Toward that end, the Scheller College alumna, who graduated in 2001 with an Executive Master’s of Technology, has opened a 43,000-square-foot Global Innovation Center in Peachtree Corners – Atlanta Tech Park.

This is not a business incubator, she explains. “It’s for startup enterprises that have passed the incubator stage and are going to continue. The Global Innovation Center will give them a place and a community to be part of, and many of these companies will include Tech graduates. I already have seven or eight Georgia Tech-born growth companies that want to be part of it.”

Bienfait’s support of technology-focused entrepreneurship includes her role as a partner of Valor Ventures, a venture-capital firm that invests in hypergrowth tech startups outside Silicon Valley after they have their first customers and are ready to scale their success.
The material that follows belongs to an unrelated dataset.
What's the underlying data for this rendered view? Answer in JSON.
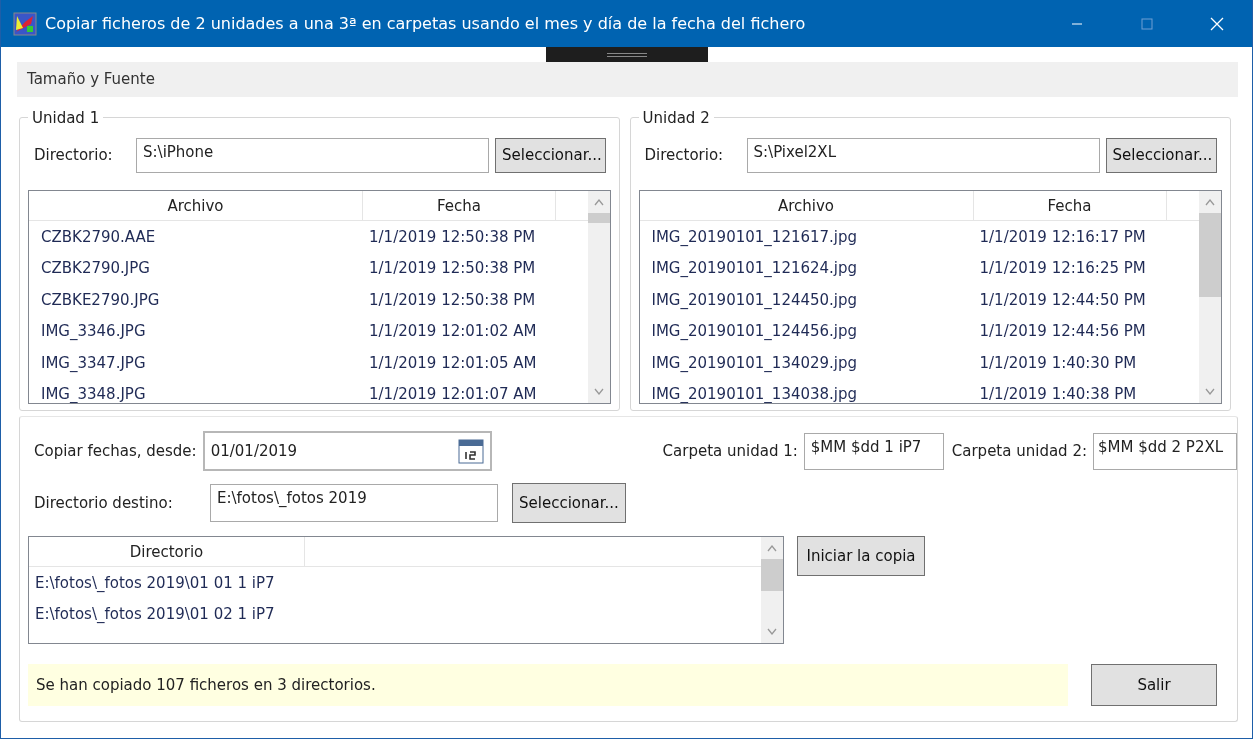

A member of the Georgia Tech Advisory Board and past member of the Scheller College Advisory Board, as well as a participant in Scheller’s Alumni Network of mentors, she sponsors the Robin George Bienfait Scholarship for prospective Scheller MBA students.

She is an entrepreneur herself, having founded a consultancy called Emnovate that observed its one-year anniversary this past March. The firm provides services to help large and small companies build out their software enablement and solutions, according to Bienfait.

“There are a lot of people who have great business ideas, but they don’t have the technology side of it together,” she elaborates. “I help them with that piece so as to help them grow their business.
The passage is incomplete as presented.